Die Überführung der Theorie in die Praxis
Die riesige Recherche-Wolke aus genannter Publikation, aber auch weitergehende Untersuchungen mündeten bereits öfters in Wettbewerbsbeiträgen. Dort, wo ein Ersatzneubau gefordert wurde, haben sie den Bestand belassen und dessen Qualitäten herausgeschält. Für einen Sieg hat es aber leider noch nie gereicht. Programme sind denn meist so geschrieben, dass den Architekten das Denken mit dem Bestand abgenommen und in der Aufgabenstellung bereits ausgeschlossen wird. Für Oliver Burch ist die Teilnahme genauso wichtig wie ein allfälliger Projektsieg. Die Haltung hinter dem Beitrag zählt, und diese dürfe man sich nicht nehmen lassen.
Zum Weiterbauen mit dem Bestand notiere ich mir die folgenden drei Begriffe:
Wandelbarkeit: Überschreiben von bestehenden Strukturen mit neuen Nutzungen. Dabei bereits die zukünftigen Eingriffe mitdenken und ermöglichen.

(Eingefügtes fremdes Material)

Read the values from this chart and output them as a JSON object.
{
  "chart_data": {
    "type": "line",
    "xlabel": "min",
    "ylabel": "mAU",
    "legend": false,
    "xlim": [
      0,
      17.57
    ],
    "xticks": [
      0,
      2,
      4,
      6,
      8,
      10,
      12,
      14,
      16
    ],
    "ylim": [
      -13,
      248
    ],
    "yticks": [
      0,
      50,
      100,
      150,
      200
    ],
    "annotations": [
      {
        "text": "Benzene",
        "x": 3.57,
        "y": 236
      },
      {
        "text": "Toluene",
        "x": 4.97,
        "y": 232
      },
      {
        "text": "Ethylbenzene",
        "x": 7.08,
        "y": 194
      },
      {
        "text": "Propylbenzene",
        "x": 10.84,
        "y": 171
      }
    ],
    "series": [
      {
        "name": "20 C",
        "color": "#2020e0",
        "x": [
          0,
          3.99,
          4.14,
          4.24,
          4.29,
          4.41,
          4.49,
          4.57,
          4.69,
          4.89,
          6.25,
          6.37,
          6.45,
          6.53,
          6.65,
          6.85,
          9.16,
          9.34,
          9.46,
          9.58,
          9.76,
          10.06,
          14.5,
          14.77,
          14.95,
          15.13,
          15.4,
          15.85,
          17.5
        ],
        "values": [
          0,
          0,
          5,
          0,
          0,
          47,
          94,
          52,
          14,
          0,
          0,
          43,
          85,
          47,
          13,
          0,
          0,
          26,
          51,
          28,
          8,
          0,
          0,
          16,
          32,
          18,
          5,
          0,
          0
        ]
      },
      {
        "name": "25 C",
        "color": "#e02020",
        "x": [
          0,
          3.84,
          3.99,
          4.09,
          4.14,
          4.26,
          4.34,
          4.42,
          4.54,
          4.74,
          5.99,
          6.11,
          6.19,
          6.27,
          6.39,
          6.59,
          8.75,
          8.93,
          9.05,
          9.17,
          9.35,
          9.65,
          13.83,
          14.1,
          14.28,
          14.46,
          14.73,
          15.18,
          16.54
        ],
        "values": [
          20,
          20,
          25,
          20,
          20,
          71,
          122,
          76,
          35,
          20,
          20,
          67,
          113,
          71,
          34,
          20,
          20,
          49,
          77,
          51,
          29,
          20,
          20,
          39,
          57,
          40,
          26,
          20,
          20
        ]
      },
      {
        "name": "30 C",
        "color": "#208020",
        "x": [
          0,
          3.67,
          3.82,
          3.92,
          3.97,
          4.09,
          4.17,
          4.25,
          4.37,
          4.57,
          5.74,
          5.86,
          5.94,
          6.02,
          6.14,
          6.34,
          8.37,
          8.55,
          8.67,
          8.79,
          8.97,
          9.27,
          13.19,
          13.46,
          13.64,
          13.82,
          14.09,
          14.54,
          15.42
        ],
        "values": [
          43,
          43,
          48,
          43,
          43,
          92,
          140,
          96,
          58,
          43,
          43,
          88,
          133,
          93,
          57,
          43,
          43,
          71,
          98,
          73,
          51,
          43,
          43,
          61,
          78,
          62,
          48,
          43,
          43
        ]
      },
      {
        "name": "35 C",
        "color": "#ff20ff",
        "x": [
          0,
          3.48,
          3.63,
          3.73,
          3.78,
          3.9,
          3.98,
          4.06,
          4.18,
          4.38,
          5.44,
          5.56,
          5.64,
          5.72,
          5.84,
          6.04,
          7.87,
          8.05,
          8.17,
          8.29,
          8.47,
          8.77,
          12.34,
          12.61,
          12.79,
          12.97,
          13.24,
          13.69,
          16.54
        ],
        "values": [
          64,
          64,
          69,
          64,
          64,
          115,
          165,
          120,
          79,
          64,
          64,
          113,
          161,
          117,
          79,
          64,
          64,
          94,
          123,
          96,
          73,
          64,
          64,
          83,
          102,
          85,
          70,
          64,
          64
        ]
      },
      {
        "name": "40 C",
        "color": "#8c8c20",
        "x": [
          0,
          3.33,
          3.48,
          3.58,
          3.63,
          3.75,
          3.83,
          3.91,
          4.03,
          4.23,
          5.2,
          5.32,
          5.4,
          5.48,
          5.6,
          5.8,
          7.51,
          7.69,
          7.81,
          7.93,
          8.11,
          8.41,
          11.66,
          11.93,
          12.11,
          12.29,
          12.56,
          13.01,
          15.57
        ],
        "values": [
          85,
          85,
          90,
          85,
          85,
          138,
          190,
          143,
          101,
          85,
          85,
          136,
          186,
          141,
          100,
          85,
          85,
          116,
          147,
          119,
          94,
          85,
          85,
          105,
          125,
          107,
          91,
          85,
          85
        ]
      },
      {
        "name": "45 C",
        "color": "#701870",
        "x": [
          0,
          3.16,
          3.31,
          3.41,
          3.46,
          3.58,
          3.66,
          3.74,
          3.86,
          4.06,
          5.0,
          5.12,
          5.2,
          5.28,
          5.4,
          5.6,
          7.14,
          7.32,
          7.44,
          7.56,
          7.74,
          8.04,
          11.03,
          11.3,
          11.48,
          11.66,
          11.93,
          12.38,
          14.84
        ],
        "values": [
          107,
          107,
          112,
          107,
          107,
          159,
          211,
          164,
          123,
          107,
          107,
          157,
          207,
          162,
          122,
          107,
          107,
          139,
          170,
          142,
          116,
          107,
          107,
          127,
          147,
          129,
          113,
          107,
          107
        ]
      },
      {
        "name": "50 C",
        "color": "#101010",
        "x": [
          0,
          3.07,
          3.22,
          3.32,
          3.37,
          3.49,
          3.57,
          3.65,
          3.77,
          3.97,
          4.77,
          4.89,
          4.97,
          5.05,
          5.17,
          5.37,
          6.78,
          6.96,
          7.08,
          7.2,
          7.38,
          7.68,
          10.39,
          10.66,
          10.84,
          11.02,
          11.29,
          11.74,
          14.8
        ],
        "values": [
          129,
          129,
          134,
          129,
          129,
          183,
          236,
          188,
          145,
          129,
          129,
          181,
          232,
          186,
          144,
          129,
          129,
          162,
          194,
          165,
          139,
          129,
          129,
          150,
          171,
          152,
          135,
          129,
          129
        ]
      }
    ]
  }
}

Mehrwertigkeit: Zwei Erschliessungswege in die eigene Wohnung anbieten. Je nach Lust und Laune einen offenen, begegnungsreicheren oder dann den introvertierteren Weg.
Porosität: Innen- und Aussenräume auch klimatisch ineinander übergehen lassen. Soziale Porosität: Das Gebäude Stück für Stück aneignen lassen.

An diesem Abend wird dem interessierten Publikum klar, 8000.agency verbindet Theorie und Praxis, indem sie sich mit räumlichen Transformationen, dem Weiterbauen im Bestand und der Verbindung von Alt und Neu in Architektur, Landschaft und Städtebau beschäftigen. Immer mit dabei: das Engagement für Lehre und Forschung.
Ein inspirierendes Trio, von welchem wir hoffentlich noch so manches hören werden. Und dank diesem Abend ist Schaffhausen – zumindest thematisch – wieder an Zürich rangerückt.